At this point, I have very little doubt that you have not heard of the many problems surrounding mail-in voting and election day this year. I mean, the stuff is just everywhere. I have even reported on several instances of massive failure myself.
There have mislabeled ballots, ballots that didn’t make it there on time, ones that didn’t go to the right place, and even ones that were mailed to the dead. And then, of course, there have instances where ballots were not printed correctly, not sent with the appropriate postage, and some that didn’t even include one candidate or the other. Suffice it to say the list is endless.
Luckily, at least for some, these mistakes took place in the primaries, where, while voting is still essential, much fewer people actually show up to vote, and the decisions are not quite so stressful or final. This gave the local postal service, as well as election officials, time to fix the mistake and put measures into place so that the same thing would not happen again during the general election.
However, as I inferred, not all mistakes have been so easily remedied. And for the ones that are happening now, there is very little time to make the necessary changes and get the process right.
Take the county of Westmoreland in Pennsylvania. Just last week, it was brought to the election officials’ attention that some 60,000 ballots in the county were not sent out on time, making the likelihood of them making it back to the office in time to be counted somewhat limited.

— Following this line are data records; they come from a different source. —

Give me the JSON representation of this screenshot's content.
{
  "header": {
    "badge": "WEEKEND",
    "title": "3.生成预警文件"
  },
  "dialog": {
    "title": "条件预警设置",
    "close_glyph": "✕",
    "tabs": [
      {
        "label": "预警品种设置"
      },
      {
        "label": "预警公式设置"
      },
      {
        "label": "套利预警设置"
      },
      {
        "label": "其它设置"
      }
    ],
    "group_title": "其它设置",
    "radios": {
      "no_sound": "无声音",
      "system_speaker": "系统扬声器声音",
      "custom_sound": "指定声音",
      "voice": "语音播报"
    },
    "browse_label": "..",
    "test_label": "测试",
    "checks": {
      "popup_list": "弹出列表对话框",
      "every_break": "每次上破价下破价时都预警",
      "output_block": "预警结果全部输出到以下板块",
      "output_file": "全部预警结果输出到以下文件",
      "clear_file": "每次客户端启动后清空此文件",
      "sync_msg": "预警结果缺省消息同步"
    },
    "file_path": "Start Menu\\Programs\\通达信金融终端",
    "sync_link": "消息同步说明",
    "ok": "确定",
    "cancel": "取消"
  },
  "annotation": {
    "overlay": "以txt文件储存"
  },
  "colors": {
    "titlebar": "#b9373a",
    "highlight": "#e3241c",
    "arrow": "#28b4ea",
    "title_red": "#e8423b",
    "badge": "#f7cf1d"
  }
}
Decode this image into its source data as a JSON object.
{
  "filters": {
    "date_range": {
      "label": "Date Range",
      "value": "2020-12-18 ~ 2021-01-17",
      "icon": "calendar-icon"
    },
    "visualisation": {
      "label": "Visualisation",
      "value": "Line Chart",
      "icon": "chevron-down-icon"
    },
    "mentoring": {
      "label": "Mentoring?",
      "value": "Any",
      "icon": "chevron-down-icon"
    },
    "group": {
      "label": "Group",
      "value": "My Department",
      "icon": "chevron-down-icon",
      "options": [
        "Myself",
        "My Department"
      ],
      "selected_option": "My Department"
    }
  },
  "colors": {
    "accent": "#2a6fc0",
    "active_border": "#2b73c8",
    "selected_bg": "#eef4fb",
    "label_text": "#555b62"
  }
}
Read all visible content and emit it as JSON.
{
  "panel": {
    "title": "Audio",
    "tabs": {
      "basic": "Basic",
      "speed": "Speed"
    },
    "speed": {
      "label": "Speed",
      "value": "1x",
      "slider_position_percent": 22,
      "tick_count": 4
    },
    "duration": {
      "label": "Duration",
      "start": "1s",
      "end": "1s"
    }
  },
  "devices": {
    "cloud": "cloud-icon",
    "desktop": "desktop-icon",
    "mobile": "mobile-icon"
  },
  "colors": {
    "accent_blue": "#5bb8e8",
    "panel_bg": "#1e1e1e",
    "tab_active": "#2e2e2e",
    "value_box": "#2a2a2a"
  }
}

Now, the ballots have been sent out directly, and some are already making their way back.
But that won’t be the case in the neighboring county of Allegheny, Pennsylvania. Here, while the ballots were mailed on time, there was an error on some of them that would make them faulty.
According to The Hill, “The Allegheny County Elections Division announced Wednesday that 28,879 voters received incorrect ballots out of the 32,318 that were in the state’s ballot tracker as of Sept. 28.”
Just to make this clear, 28,879 ballots out of 32,318 were faulty. That’s nearly 90%. But I digress because while that number is staggering, to say the least, that isn’t really the point here.
The point is that these ballots are now going to have to be resent out to the correct addressee with the proper printing with only weeks to get them correctly filled out and sent back in for the election office to count.
Now, the county has already been working on resending these. Per The Hill, “The Division said the mailings are being corrected and that new ballots will be delivered starting Oct. 15, with most expected to be delivered the week of Oct. 19.”
This means many voters will have barely more than one week or so to get their ballots back in the mail and correctly sent to the county officials. Not a lot of time, not at all.
But there is something else that worries me even more than these voters possibly not getting their newly printed and hopefully correct ballots on time.
What is most alarming is what the county said they would be doing about the incorrect ballots that were already sent back and received before they were found to be faulty.
According to the Hill, David Voye, the Elections Division Manager for the county, said that the Division staff are working on “segregating ballots that were received from voters affected by the issue, and those will be set aside and reviewed following the election.”
Yes, you read that correctly. He said they would be handled after the election.
Basically, the county has no way of knowing how many ballots they have received back were faulty. Obviously, these cannot be counted. But because they are so short on time, there isn’t really anything they can do except wait until after the election to handle the problem.
Only by waiting until after the election, those ballots won’t really matter any longer. For the rest of the votes, the correct ones will have been counted and a winner announced. The incorrect ones will just sit in a pile while someone decides what to do with them. And in case you missed the massive percentage of faulty ballots mentioned above, the potential is that hundreds, if not thousands of votes won’t be counted.
And in a state like Pennsylvania, where, in 2016, Trump only won by about 45,000 votes, every little bit counts. Between these two counties alone, the screw-ups could cost the county nearly 90,000 votes.